Question

I'm writing a program that runs on both Linux and FreeBSD, and I want to make sure that the data is actually written to the file on the physical device when each write() returns, so that my data won't get lost by accident (eg, power lost, the process is interrupted unexpected, etc.).

According to OPEN(2) man page, on Linux (higher than 2.6), O_DIRECT is synchronous but may have performance problems; on FreeBSD, O_DIRECT is not guaranteed synchronous and may also has problems.

So, on Linux, either O_DIRECT or O_SYNC guarantees synchronous write, but which one has better performance?

On FreeBSD, to guarantee synchronous write, which option has the best performance: (1) O_DIRECT + fsync() (2) O_DIRECT | O_SYNC or (3)O_SYNC alone?

Was it helpful?

Solution

With current harddisks, there is no assurance that a file is actually written to disk even if the disk reports the write as complete to the OS! This is due to built-in cache in the drive.

On freeBSD you can disable this by setting the kern.cam.ada.write_cache sysctl to 0. This will degrade write performance significantly. Last time I measured it (WDC WD5001ABYS-01YNA0 harddisk on an ICH-7 chipset, FreeBSD 8.1 AMD64), continuous write performance (measured with dd if=/dev/zero of=/tmp/foo bs=10M count=1000) dropped from 75,000,000 bytes/sec to 12,900,000 bytes/sec.

If you want to be absolutely sure that your files are written;

  • Disable write caching with sysctl kern.cam.ada.write_cache=0 followed by camcontrol reset <bus>:<target>:<lun>.
  • Open the file with the O_SYNC option.

Note:

  • Your write perfomance (on a HDD) will now absolutely suck.
  • Do not mount the partition with the sync option; that will cause all I/O (including reads) to be done syncronously.
  • Do not use O_DIRECT. It will try to bypass the cache altogether. That will probably also influence reads.

OTHER TIPS

O_DIRECT basically exists solely for Oracle to bypass the kernel's buffer cache layer and do its own caching. It has ill-defined semantics, arbitrary limitations on the size and alignment of reads you can perform, and generally should not be used. O_SYNC is supposed to give you the effects you want, but without an underlying filesystem that's robust against power failure or crashes, it still might not be sufficient for your needs.

So, on Linux, either O_DIRECT or O_SYNC guarantees synchronous write, but which one has better performance?

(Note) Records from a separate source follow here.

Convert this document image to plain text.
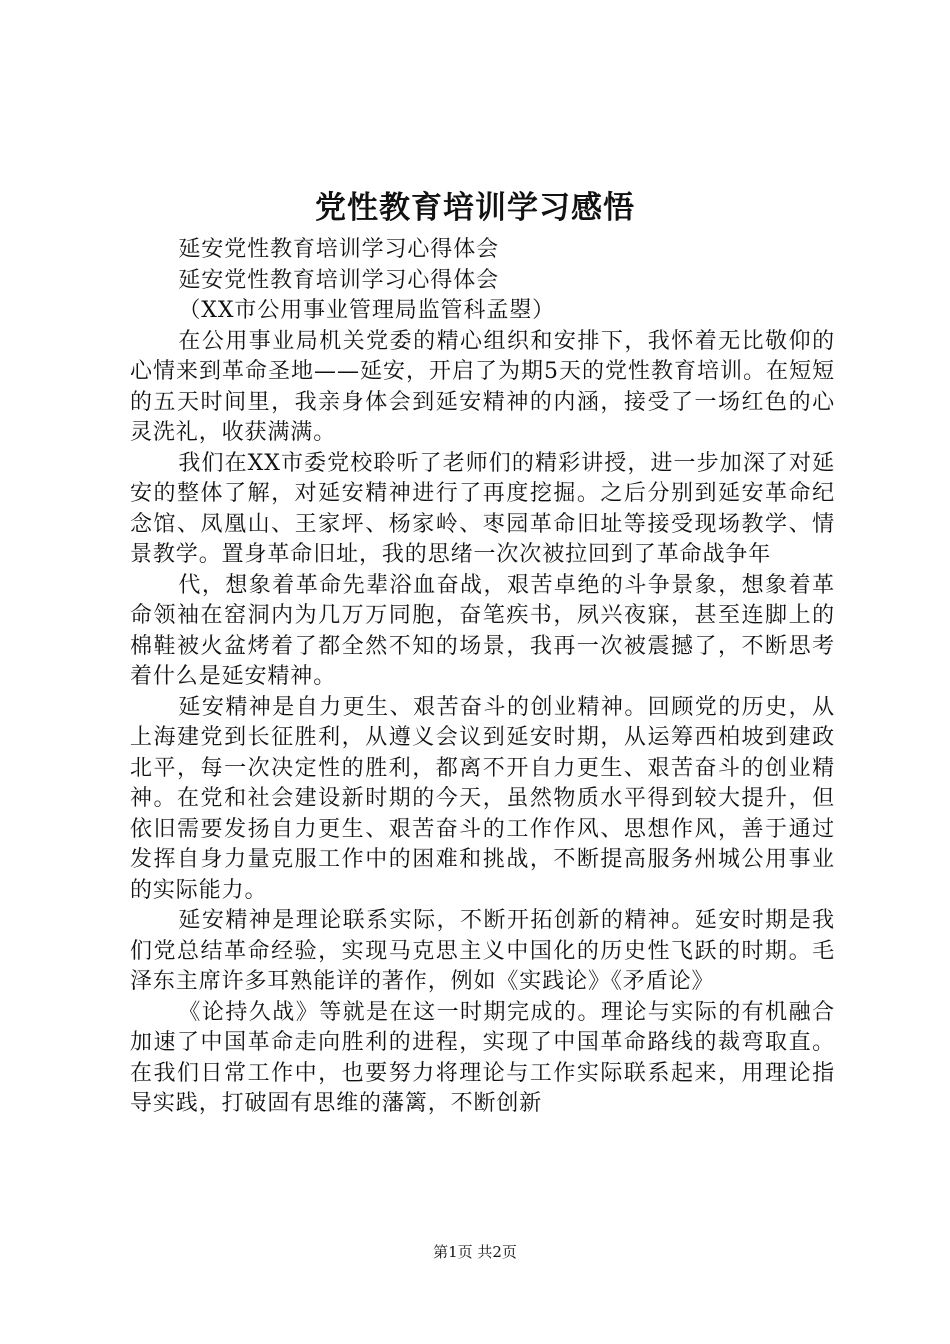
党性教育培训学习感悟

延安党性教育培训学习心得体会

延安党性教育培训学习心得体会

（XX市公用事业管理局监管科孟曌）

在公用事业局机关党委的精心组织和安排下，我怀着无比敬仰的心情来到革命圣地——延安，开启了为期5天的党性教育培训。在短短的五天时间里，我亲身体会到延安精神的内涵，接受了一场红色的心灵洗礼，收获满满。

我们在XX市委党校聆听了老师们的精彩讲授，进一步加深了对延安的整体了解，对延安精神进行了再度挖掘。之后分别到延安革命纪念馆、凤凰山、王家坪、杨家岭、枣园革命旧址等接受现场教学、情景教学。置身革命旧址，我的思绪一次次被拉回到了革命战争年

代，想象着革命先辈浴血奋战，艰苦卓绝的斗争景象，想象着革命领袖在窑洞内为几万万同胞，奋笔疾书，夙兴夜寐，甚至连脚上的棉鞋被火盆烤着了都全然不知的场景，我再一次被震撼了，不断思考着什么是延安精神。

延安精神是自力更生、艰苦奋斗的创业精神。回顾党的历史，从上海建党到长征胜利，从遵义会议到延安时期，从运筹西柏坡到建政北平，每一次决定性的胜利，都离不开自力更生、艰苦奋斗的创业精神。在党和社会建设新时期的今天，虽然物质水平得到较大提升，但依旧需要发扬自力更生、艰苦奋斗的工作作风、思想作风，善于通过发挥自身力量克服工作中的困难和挑战，不断提高服务州城公用事业的实际能力。

延安精神是理论联系实际，不断开拓创新的精神。延安时期是我们党总结革命经验，实现马克思主义中国化的历史性飞跃的时期。毛泽东主席许多耳熟能详的著作，例如《实践论》《矛盾论》

《论持久战》等就是在这一时期完成的。理论与实际的有机融合加速了中国革命走向胜利的进程，实现了中国革命路线的裁弯取直。在我们日常工作中，也要努力将理论与工作实际联系起来，用理论指导实践，打破固有思维的藩篱，不断创新

第1页 共2页
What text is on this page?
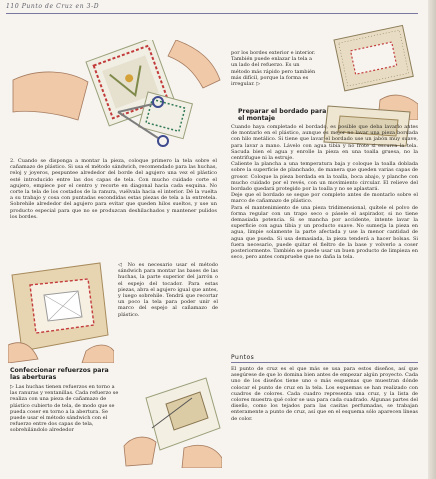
110 Punto de Cruz en 3-D
2. Cuando se disponga a montar la pieza, coloque primero la tela sobre el cañamazo de plástico. Si usa el método sándwich, recomendado para las huchas, reloj y joyeros, pespuntee alrededor del borde del agujero una vez el plástico esté introducido entre las dos capas de tela. Con mucho cuidado corte el agujero, empiece por el centro y recorte en diagonal hacia cada esquina. No corte la tela de los costados de la ranura, vuélvala hacia el interior. Dé la vuelta a su trabajo y cosa con puntadas escondidas estas piezas de tela a la entretela. Sobrehile alrededor del agujero para evitar que queden hilos sueltos, y use un producto especial para que no se produzcan deshilachados y mantener pulidos los bordes.
◁ No es necesario usar el método sándwich para montar las bases de las huchas, la parte superior del jarrón o el espejo del tocador. Para estas piezas, abra el agujero igual que antes, y luego sobrehile. Tendrá que recortar un poco la tela para poder unir el marco del espejo al cañamazo de plástico.
Confeccionar refuerzos para las aberturas
▷ Las huchas tienen refuerzos en torno a las ranuras y ventanillas. Cada refuerzo se realiza con una pieza de cañamazo de plástico cubierto de tela, de modo que se pueda coser en torno a la abertura. Se puede usar el método sándwich con el refuerzo entre dos capas de tela, sobrehilándolo alrededor
por los bordes exterior e interior. También puede enlazar la tela a un lado del refuerzo. Es un método más rápido pero también más difícil, porque la forma es irregular. ▷
Preparar el bordado para el montaje
Cuando haya completado el bordado, es posible que deba lavarlo antes de montarlo en el plástico, aunque es mejor no lavar una pieza bordada con hilo metálico. Si tiene que lavar el bordado use un jabón muy suave, para lavar a mano. Lávelo con agua tibia y no frote si escurra la tela. Sacuda bien el agua y enrolle la pieza en una toalla gruesa, no la centrifugue ni la estruje.
Caliente la plancha a una temperatura baja y coloque la toalla doblada sobre la superficie de planchado, de manera que queden varias capas de grosor. Coloque la pieza bordada en la toalla, boca abajo, y planche con mucho cuidado por el revés, con un movimiento circular. El relieve del bordado quedará protegido por la toalla y no se aplastará.
Deje que el bordado se seque por completo antes de montarlo sobre el marco de cañamazo de plástico.
Para el mantenimiento de una pieza tridimensional, quítele el polvo de forma regular con un trapo seco o pásele el aspirador, si no tiene demasiada potencia. Si se mancha por accidente, intente lavar la superficie con agua tibia y un producto suave. No sumerja la pieza en agua, limpie solamente la parte afectada y use la menor cantidad de agua que pueda. Si usa demasiada, la pieza tenderá a hacer bolsas. Si fuera necesario, puede quitar el fieltro de la base y volverlo a coser posteriormente. También se puede usar un buen producto de limpieza en seco, pero antes compruebe que no daña la tela.
Puntos
El punto de cruz es el que más se usa para estos diseños, así que asegúrese de que lo domina bien antes de empezar algún proyecto. Cada uno de los diseños tiene uno o más esquemas que muestran dónde colocar el punto de cruz en la tela. Los esquemas se han realizado con cuadros de colores. Cada cuadro representa una cruz, y la lista de colores muestra qué color se usa para cada cuadrado. Algunas partes del diseño, como los tejados para las casitas perfumadas, se trabajan enteramente a punto de cruz, así que en el esquema sólo aparecen líneas de color.
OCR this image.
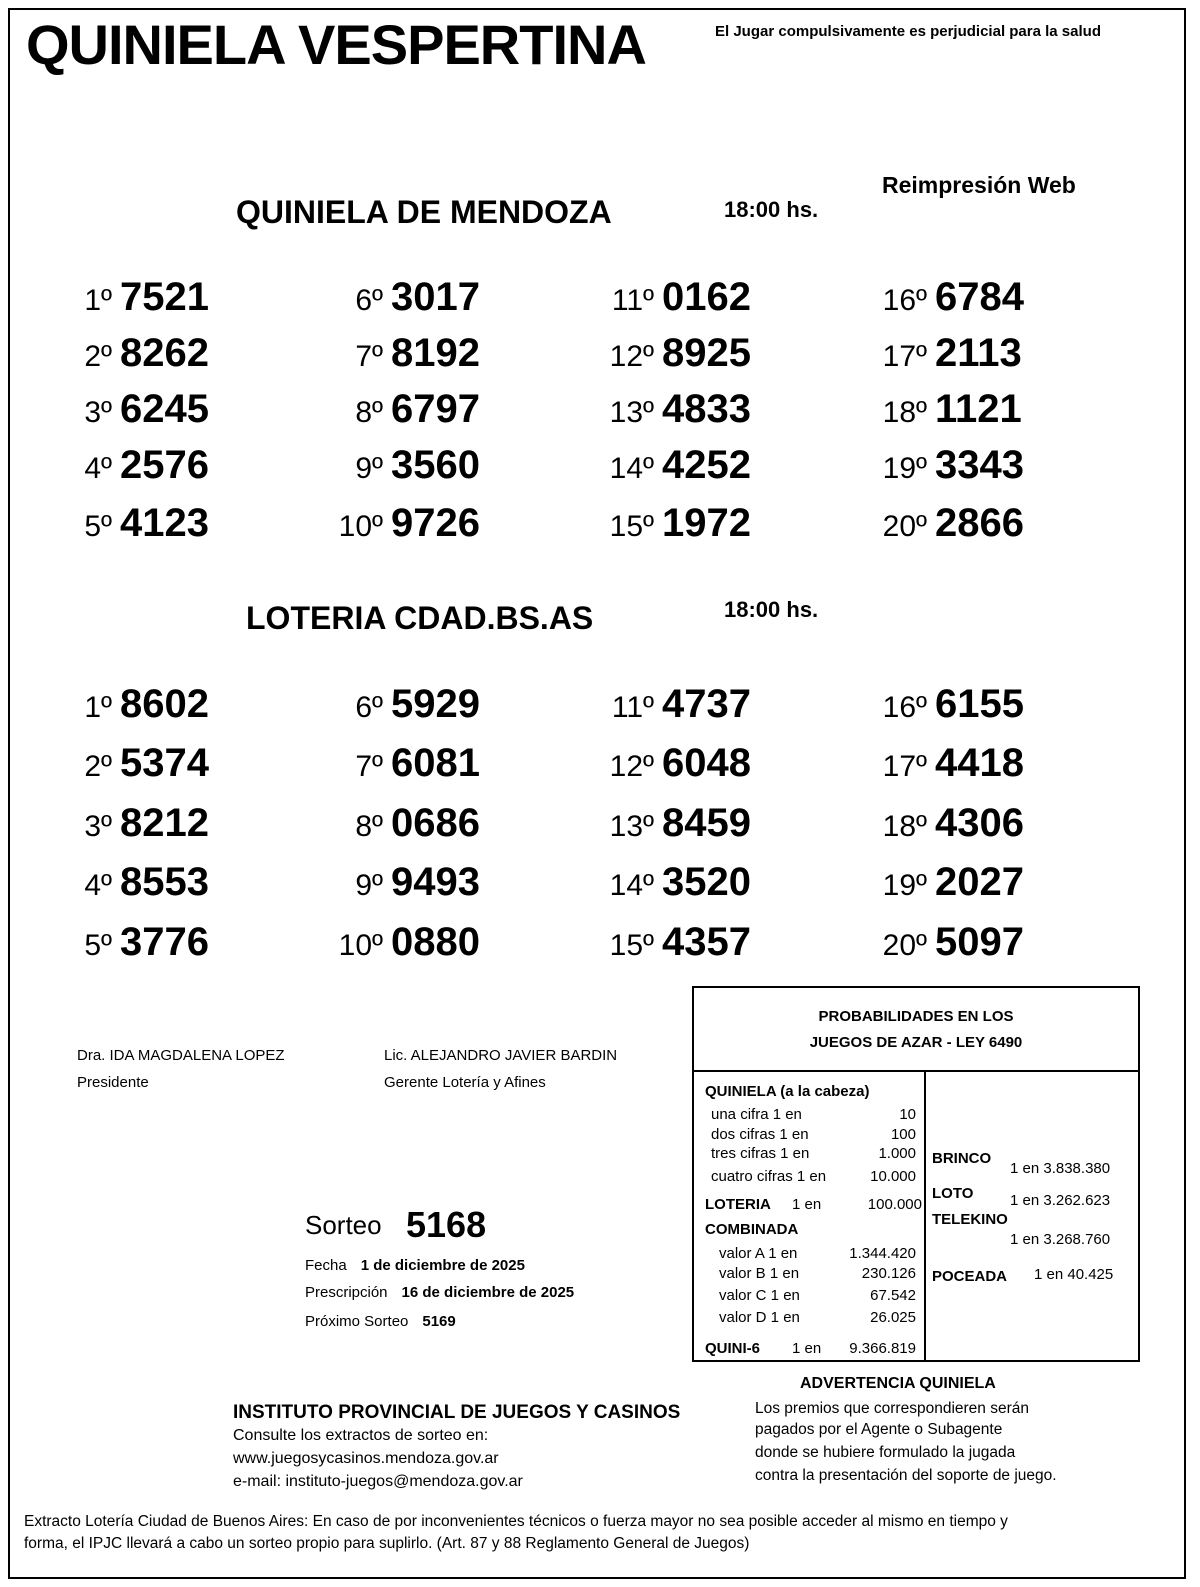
QUINIELA VESPERTINA	El Jugar compulsivamente es perjudicial para la salud
Reimpresión Web
QUINIELA DE MENDOZA	18:00 hs.
1º 7521
2º 8262
3º 6245
4º 2576
5º 4123
6º 3017
7º 8192
8º 6797
9º 3560
10º 9726
11º 0162
12º 8925
13º 4833
14º 4252
15º 1972
16º 6784
17º 2113
18º 1121
19º 3343
20º 2866
LOTERIA CDAD.BS.AS	18:00 hs.
1º 8602
2º 5374
3º 8212
4º 8553
5º 3776
6º 5929
7º 6081
8º 0686
9º 9493
10º 0880
11º 4737
12º 6048
13º 8459
14º 3520
15º 4357
16º 6155
17º 4418
18º 4306
19º 2027
20º 5097
Dra. IDA MAGDALENA LOPEZ
Presidente
Lic. ALEJANDRO JAVIER BARDIN
Gerente Lotería y Afines
Sorteo 5168
Fecha 1 de diciembre de 2025
Prescripción 16 de diciembre de 2025
Próximo Sorteo 5169
PROBABILIDADES EN LOS
JUEGOS DE AZAR - LEY 6490
QUINIELA (a la cabeza)
una cifra 1 en	10
dos cifras 1 en	100
tres cifras 1 en	1.000
cuatro cifras 1 en	10.000
LOTERIA 1 en	100.000
COMBINADA
valor A 1 en	1.344.420
valor B 1 en	230.126
valor C 1 en	67.542
valor D 1 en	26.025
QUINI-6 1 en	9.366.819
BRINCO
1 en 3.838.380
LOTO 1 en 3.262.623
TELEKINO
1 en 3.268.760
POCEADA 1 en 40.425
INSTITUTO PROVINCIAL DE JUEGOS Y CASINOS
Consulte los extractos de sorteo en:
www.juegosycasinos.mendoza.gov.ar
e-mail: instituto-juegos@mendoza.gov.ar
ADVERTENCIA QUINIELA
Los premios que correspondieren serán
pagados por el Agente o Subagente
donde se hubiere formulado la jugada
contra la presentación del soporte de juego.
Extracto Lotería Ciudad de Buenos Aires: En caso de por inconvenientes técnicos o fuerza mayor no sea posible acceder al mismo en tiempo y
forma, el IPJC llevará a cabo un sorteo propio para suplirlo. (Art. 87 y 88 Reglamento General de Juegos)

This statement is not correct because as mentioned by @roland-smith on at least Linux, O_DIRECT does not guarantee that the data has reached non-volatile media. It might happen to give that guarantee in a specific environment (e.g. writing directly to the block device representing a disk with a battery backed SCSI controller) but you can't rely on this in the general case (e.g. writing to a file in an ext4 filesystem backed only by a single SATA hard disk) because of at least the following:

  • O_DIRECT on a file in a filesystem doesn't guarantee that the metadata necessary to retrieve the data back after a power loss crash has been written
  • The kernel sent the I/O to hardware before the original call finished but the I/O is only in a volatile hardware cache

In the above scenarios sudden power loss would mean your program had thought I/O was successful when it had not. These days the Linux open(2) man page says this:

The O_DIRECT flag on its own makes an effort to transfer data synchronously, but does not give the guarantees of the O_SYNC flag that data and necessary metadata are transferred. To guarantee synchronous I/O, O_SYNC must be used in addition to O_DIRECT. See NOTES below for further discussion.

In the scenario given, on Linux the only way you to guarantee every write in synchronous write is to use O_SYNC (which incur a speed hit) or do an fsync() after every I/O (which is likely slower because you did two syscalls). If I was worried about speed I would forgo using O_SYNC and would instead write in batches as big as possible and then fsync() after a batch. Also be aware that if you're worried about data integrity you have check the return code of all fsync() and all write() calls (and close() etc) for errors.

See this answer on "What does O_DIRECT really mean?" for further details and links.

On FreeBSD, to guarantee synchronous write, which option has the best performance: (1) O_DIRECT + fsync() (2) O_DIRECT | O_SYNC or (3) O_SYNC alone?

You're in a similar situation to Linux (so see above) but of the three choices I would think the third one (O_SYNC alone) would be fastest. The FreeBSD open(2) man page says this about O_DIRECT:

O_DIRECT may be used to minimize or eliminate the cache effects of reading and writing. The system will attempt to avoid caching the data you read or write. If it cannot avoid caching the data, it will minimize the impact the data has on the cache. Use of this flag can drastically reduce performance if not used with care.

General note: using O_DIRECT doesn't automatically mean all I/O will go faster - this depends on the workload (I/O size, I/O frequency, whether I/O is sequential or random, how frequently syncing is happening because it can impact merging etc) and how the I/O is submitted (synchronously vs asynchronously).